В ходе расследования выяснилось, что некоторые лица, привлекаемые по делу Батырева, виновны в избиении заключенных еще в 2012 году — то есть за три года до дела Батырева. Это говорит о том, что люди годами издеваются над осужденными, бьют их — и в конце концов одного из них убили. Это дело закончилось обвинительным приговором, и вдогонку появляется еще одно дело.
Ваш вопрос следует адресовать руководству как самой колонии, так и республиканскому ФСИН. Почему это становится возможным внутри одного учреждения? Осужденный Салиев, который проходит потерпевшим по последнему делу, недавно освободился и на днях позвонил мне. Он сообщил, что связывает неприязненные отношения сотрудников колонии к нему с тем, что он отказался платить за "спокойствие".
— Система, как мы знаем, своих не сдает. На чем основывается доказательная база в подобных делах?

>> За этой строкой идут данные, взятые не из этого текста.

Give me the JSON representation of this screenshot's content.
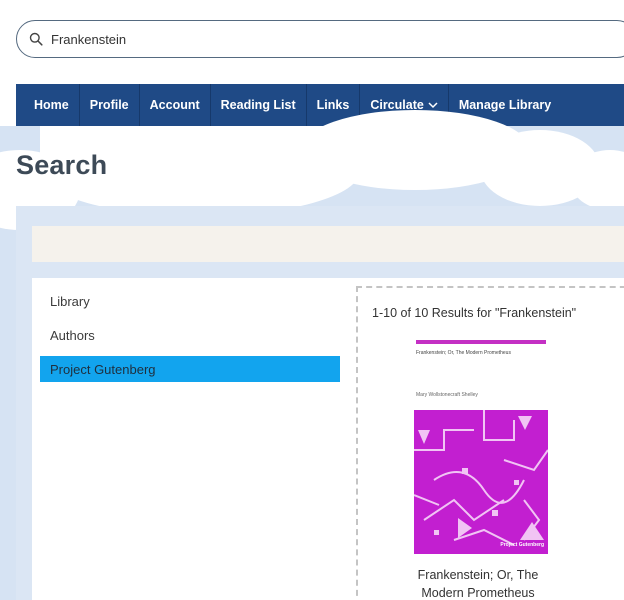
{
  "search": {
    "value": "Frankenstein",
    "placeholder": ""
  },
  "nav": {
    "items": [
      {
        "label": "Home"
      },
      {
        "label": "Profile"
      },
      {
        "label": "Account"
      },
      {
        "label": "Reading List"
      },
      {
        "label": "Links"
      },
      {
        "label": "Circulate"
      },
      {
        "label": "Manage Library"
      }
    ]
  },
  "page": {
    "title": "Search"
  },
  "sidebar": {
    "items": [
      {
        "label": "Library",
        "active": false
      },
      {
        "label": "Authors",
        "active": false
      },
      {
        "label": "Project Gutenberg",
        "active": true
      }
    ]
  },
  "results": {
    "count_text": "1-10 of 10 Results for \"Frankenstein\"",
    "items": [
      {
        "cover_title": "Frankenstein; Or, The Modern Prometheus",
        "cover_author": "Mary Wollstonecraft Shelley",
        "cover_brand": "Project Gutenberg",
        "title_line1": "Frankenstein; Or, The",
        "title_line2": "Modern Prometheus"
      }
    ]
  },
  "colors": {
    "nav_bg": "#1f4a86",
    "active_item": "#12a4ee",
    "cover_accent": "#c430c4"
  }
}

— Система своих не сдает, если бы была возможность "замылить" дело, то так бы и сделали. В Белореченской воспитательной колонии, в которой сотрудников за избиения подростков осудили до 11 лет, не было никаких видеозаписей. Был труп Виталия Попа, были телесные повреждения всех остальных и их свидетельские показания. А потом уже — признательные показания фактически половины осужденных.
В первом элистинском деле, где погиб Дмитрий Батырев, было видео. Оно не зафиксировало сами пытки, но было видно, как камеру поворачивают к потолку — через полчаса мы увидели избитого до неузнаваемости человека, который теряет сознание. А на другой камере увидели, как осужденные несут труп. Факт в том, что человек пришел с этапа, зашел в зону и через час умер с явными следами насилия. В этих делах следствию очень тяжело доказывать виновность, потому что объективных данных практически никогда нет.
— Вы часто сталкиваетесь с пытками в колониях на Кавказе?
— Бьют везде. Вопрос только в том, что где-то удается это спрятать, а где-то — нет.
— Я не припомню дел о пытках в колониях в кавказских республиках.
— Пока дел о пытках в колониях, кроме Кубани и Элисты, в нашем багаже нет.
Правозащитникам указали на дверь
— Насколько тяжело работать адвокатом на Кавказе? С какими проблемами чаще всего приходится сталкиваться?
— Классическая схема: тебе не отвечают на телефонные звонки неделями. Вы подаете письменное заявление, через две-три недели приходит ответ, что вы можете прийти и ознакомиться с материалами дела. Вы приезжаете за 450 километров и опять не можете найти конкретного следователя — он вновь не отвечает на звонки.
В деле с нападением на автобус с журналистами и правозащитниками мне все-таки удалось ознакомиться с материалами дела. Формально я имею право изучать и другие документы, составленные в этот период, но их в данном случае, наверное, просто нет. Меня не обязаны знакомить с протоколами допроса, с оперативной информацией. Ну, какой толк от того, что мне покажут три постановления о продлении срока предварительного следствия? В них может содержаться информация о том, что сделано и что предстоит, но в любом случае, ознакомив меня с этими документами, с меня опять могут взять подписку о неразглашении.
Работая на Кавказе, я пока не замечал какой-то слежки, мне не поступали угрозы. Но это не значит, что это не может произойти в будущем. Если в Ингушетии и Чечне постоянно слышишь от людей, как подбрасывают оружие... Я общался с одним стариком с длинной седой бородой — он плакал и говорил, как человек в маске смотрел ему в глаза через прорезь и клал гранату в куртку сына, а из другой комнаты слышал, как в тумбочку высыпают патроны. Когда это слышишь, понимаешь, что не защищен никто. Соответственно, тот человек, который помогает в таких ситуациях, также не защищен.
В целом, события последних лет — нападение на автобус, неоднократные нападения на Игоря Каляпина, квартиру "Комитета против пыток", поджог офиса "Мемориала" в Назрани — говорят о том, что правозащитникам указали на дверь. По этой причине можно работать только в рамках адвокатской практики, честно выполняя свою работу и пытаясь помочь людям. Имея статус адвоката, ты не приобретаешь какую-то неприкосновенность. Наоборот: карманы надо зашивать, а двери автомобиля заваривать.
На пальцах одной руки можно пересчитать коллег, которые не живут постоянно на Кавказе и едут туда работать. В той же Чечне адвокаты вообще не берутся за дела, связанные с наркотиками, потому что общественное мнение, культивируемое властью, заключается в следующем: если ты защищаешь наркомана, то и ты сам плохой.
Кроме того, сложность работы на Кавказе заключается в фактическом запрете высказываний адвоката в СМИ — это достигается путем вручения тех самых подписок о неразглашении.